Mal wütend, mal gerührt

Ich möchte mich ganz oft und ganz viel beklagen in dieser Zeit, weil ich das Leben auf Distanz eine Zumutung finde. Es ist ein permanentes Erleben von Getrenntheit, Getrenntsein und Getrenntwerden. Jeden Morgen ist die Welt für etwa fünf Sekunden in Ordnung und dann ist er wieder da: der Corona-Heartbreak. Bis mich meine eigene Klage beginnt zu nerven, und eine neue Empfindung übernimmt. Jede Stimmung einfach durchrauschen zu lassen und nicht so streng zu sein, habe ich mit mir selbst vereinbart für die nächsten Wochen und manchmal höre ich dann einfach zehnmal am Tag: "Last Christmas", weil fuck normality.
Manchmal bin ich einfach nur wütend auf alles. Und fünf MInuten später total gerührt. Wenn das alte Ehepaar aus meinem Haus mir auf den Automatischen Anrufbeantworter spricht, zum Beispiel, und vom ersten Gottesdienst per Live-Schalte in ihr Wohnzimmer erzählt. Oder mir ein paar knospende Kirschzweige vor die Tür legt, während wir gerade am Telefon die Einkäufe besprechen. Wenn ich meine FreundInnen verkleidet in ihren Zimmern sehe, als wir online in einem Zoom-Meeting den Geburtstag der einen feiern. Jemand spielt "Love Yourself" von Justin Bieber auf dem Klavier und es dröhnt blechern aus zehn Endgeräten und wir sind uns in diesem Moment sehr nah und sehr miteinander verbunden.

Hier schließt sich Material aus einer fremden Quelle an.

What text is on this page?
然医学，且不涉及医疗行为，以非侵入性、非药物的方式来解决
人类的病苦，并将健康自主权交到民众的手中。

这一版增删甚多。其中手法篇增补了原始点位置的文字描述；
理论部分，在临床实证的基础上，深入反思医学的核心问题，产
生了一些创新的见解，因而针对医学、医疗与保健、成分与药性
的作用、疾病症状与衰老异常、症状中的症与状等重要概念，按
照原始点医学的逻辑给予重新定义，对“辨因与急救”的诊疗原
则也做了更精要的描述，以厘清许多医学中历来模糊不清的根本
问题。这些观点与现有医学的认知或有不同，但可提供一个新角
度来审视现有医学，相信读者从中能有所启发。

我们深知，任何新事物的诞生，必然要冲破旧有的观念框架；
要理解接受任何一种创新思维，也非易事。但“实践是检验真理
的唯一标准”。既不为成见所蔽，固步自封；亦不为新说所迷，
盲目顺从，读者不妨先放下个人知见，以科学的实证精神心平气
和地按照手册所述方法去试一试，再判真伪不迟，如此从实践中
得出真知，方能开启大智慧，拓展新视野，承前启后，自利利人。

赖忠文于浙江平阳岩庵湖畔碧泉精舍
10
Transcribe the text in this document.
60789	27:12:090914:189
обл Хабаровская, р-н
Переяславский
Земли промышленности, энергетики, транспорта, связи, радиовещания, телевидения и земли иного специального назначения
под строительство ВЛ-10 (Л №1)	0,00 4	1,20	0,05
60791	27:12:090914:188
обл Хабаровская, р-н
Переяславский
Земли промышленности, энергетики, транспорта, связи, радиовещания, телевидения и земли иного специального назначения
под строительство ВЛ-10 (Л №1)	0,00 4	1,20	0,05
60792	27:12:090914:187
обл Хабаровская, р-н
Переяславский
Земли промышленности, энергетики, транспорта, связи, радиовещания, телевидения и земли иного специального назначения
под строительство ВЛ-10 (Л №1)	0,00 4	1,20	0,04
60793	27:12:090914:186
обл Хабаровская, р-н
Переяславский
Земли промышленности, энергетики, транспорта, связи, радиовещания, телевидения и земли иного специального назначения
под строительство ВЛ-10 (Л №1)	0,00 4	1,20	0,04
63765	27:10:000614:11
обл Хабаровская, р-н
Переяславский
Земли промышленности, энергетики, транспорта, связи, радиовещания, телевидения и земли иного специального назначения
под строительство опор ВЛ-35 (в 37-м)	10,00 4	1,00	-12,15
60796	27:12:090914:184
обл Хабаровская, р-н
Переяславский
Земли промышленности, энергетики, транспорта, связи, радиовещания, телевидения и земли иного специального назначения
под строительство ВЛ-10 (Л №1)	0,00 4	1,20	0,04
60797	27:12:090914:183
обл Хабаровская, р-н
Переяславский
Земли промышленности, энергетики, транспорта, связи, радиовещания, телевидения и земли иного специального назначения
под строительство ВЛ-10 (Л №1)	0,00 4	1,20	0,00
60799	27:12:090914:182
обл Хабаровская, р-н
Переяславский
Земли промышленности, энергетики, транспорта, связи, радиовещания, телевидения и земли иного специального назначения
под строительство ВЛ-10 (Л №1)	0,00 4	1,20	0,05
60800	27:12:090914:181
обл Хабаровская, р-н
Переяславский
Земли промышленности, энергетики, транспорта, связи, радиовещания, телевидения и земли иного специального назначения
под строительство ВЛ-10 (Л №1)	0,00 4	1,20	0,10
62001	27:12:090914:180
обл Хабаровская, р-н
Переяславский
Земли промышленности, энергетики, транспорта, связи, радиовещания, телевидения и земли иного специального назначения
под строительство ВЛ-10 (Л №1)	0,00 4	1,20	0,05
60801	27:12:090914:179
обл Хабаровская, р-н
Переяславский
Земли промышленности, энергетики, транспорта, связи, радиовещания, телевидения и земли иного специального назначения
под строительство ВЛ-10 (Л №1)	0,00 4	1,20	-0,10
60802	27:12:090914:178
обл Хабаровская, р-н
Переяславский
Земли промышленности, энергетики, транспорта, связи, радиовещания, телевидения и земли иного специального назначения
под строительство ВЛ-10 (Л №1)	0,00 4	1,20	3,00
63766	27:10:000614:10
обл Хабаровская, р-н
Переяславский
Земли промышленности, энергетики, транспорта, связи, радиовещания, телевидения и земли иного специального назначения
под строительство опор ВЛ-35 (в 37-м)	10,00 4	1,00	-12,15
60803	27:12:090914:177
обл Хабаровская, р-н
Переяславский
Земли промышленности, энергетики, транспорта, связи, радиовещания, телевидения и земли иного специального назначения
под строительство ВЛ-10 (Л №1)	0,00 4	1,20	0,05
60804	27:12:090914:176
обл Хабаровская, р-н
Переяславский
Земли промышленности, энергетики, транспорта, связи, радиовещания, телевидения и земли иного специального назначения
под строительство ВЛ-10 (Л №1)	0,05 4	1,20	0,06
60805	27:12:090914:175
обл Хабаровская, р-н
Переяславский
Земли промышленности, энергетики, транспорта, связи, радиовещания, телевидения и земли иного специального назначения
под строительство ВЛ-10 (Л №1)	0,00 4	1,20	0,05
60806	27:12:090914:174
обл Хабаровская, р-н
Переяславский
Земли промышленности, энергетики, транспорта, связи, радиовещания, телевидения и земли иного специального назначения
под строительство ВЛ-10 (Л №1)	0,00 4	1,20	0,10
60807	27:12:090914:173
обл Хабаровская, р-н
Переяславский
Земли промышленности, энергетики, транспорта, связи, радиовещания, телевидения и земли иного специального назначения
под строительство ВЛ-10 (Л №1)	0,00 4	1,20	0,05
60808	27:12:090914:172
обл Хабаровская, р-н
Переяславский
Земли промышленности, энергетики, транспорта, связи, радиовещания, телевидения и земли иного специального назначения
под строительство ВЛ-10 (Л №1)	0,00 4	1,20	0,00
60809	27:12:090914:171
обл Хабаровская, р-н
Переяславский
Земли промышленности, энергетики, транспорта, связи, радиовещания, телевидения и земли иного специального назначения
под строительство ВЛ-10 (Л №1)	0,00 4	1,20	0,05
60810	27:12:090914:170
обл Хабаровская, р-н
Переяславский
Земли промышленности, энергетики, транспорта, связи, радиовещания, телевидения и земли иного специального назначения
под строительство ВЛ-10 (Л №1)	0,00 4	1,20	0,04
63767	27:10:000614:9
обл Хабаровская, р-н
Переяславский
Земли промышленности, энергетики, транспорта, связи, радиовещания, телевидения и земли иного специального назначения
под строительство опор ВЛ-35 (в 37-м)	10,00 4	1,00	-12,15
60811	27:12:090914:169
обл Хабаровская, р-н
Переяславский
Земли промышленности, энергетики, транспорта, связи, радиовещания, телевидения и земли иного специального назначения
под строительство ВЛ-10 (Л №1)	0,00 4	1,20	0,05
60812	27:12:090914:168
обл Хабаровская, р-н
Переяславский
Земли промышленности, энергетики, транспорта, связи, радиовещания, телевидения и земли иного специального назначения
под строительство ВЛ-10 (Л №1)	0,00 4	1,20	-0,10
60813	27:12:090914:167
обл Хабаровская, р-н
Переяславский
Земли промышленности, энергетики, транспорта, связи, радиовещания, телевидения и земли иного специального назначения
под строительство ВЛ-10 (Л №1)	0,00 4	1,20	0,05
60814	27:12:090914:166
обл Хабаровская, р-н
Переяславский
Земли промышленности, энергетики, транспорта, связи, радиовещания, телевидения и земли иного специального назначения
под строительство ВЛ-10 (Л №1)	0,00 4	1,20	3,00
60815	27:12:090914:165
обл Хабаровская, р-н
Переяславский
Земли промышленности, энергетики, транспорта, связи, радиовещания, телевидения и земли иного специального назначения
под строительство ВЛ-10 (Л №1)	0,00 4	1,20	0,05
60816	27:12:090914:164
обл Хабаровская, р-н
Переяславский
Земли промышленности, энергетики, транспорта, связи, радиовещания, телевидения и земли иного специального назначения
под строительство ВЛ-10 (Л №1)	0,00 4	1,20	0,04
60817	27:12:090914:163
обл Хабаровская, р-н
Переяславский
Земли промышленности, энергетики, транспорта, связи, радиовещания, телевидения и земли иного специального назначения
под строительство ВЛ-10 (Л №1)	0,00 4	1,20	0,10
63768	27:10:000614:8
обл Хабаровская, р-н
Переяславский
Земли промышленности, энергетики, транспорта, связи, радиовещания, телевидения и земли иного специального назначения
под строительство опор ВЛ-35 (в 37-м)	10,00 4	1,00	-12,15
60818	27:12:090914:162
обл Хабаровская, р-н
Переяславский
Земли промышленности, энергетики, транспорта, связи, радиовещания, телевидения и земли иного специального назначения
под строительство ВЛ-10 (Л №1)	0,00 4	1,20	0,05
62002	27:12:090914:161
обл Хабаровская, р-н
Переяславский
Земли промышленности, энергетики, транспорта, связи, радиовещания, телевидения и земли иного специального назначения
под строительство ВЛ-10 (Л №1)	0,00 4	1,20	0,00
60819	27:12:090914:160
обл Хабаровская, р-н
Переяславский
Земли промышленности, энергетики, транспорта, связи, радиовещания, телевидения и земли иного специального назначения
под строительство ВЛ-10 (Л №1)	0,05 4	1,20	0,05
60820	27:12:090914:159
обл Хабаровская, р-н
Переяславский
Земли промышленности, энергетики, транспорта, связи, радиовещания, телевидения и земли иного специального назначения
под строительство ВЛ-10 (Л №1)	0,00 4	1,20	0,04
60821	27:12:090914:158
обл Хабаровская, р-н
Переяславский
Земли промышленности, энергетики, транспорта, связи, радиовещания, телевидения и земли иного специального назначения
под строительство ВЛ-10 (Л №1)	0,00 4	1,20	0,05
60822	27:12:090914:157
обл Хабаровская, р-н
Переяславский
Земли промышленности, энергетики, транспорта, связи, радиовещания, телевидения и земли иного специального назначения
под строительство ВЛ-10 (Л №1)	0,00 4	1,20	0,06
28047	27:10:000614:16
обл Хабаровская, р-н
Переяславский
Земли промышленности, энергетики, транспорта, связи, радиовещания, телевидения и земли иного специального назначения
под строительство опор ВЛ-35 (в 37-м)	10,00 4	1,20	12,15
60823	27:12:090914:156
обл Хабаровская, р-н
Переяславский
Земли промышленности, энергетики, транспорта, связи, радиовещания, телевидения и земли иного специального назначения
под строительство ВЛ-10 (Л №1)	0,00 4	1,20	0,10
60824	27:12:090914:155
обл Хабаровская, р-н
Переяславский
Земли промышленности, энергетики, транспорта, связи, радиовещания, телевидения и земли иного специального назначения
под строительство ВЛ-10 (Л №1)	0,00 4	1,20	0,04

Menschen bieten Unterstützung an

Noch nie habe ich so viele Menschen unverhofft zufällig auf dem Weg zum Supermarkt getroffen. Noch nie erlebt, wie viel Unterstützung sowohl fremde als auch bekannte Menschen einander anbieten. Und wenn ich es mal schaffe, einen Tag lang nicht die Nachrichten zu lesen und mir eine richtig leckere Portion Spaghetti mit Klopapier gekocht habe und mit meiner Gitarre im Arm gemütlich auf dem Balkon sitze und fremden Leuten im Fenster gegenüber beim Home-Workout zugucke, ist die Welt auch manchmal kurz fast in Ordnung.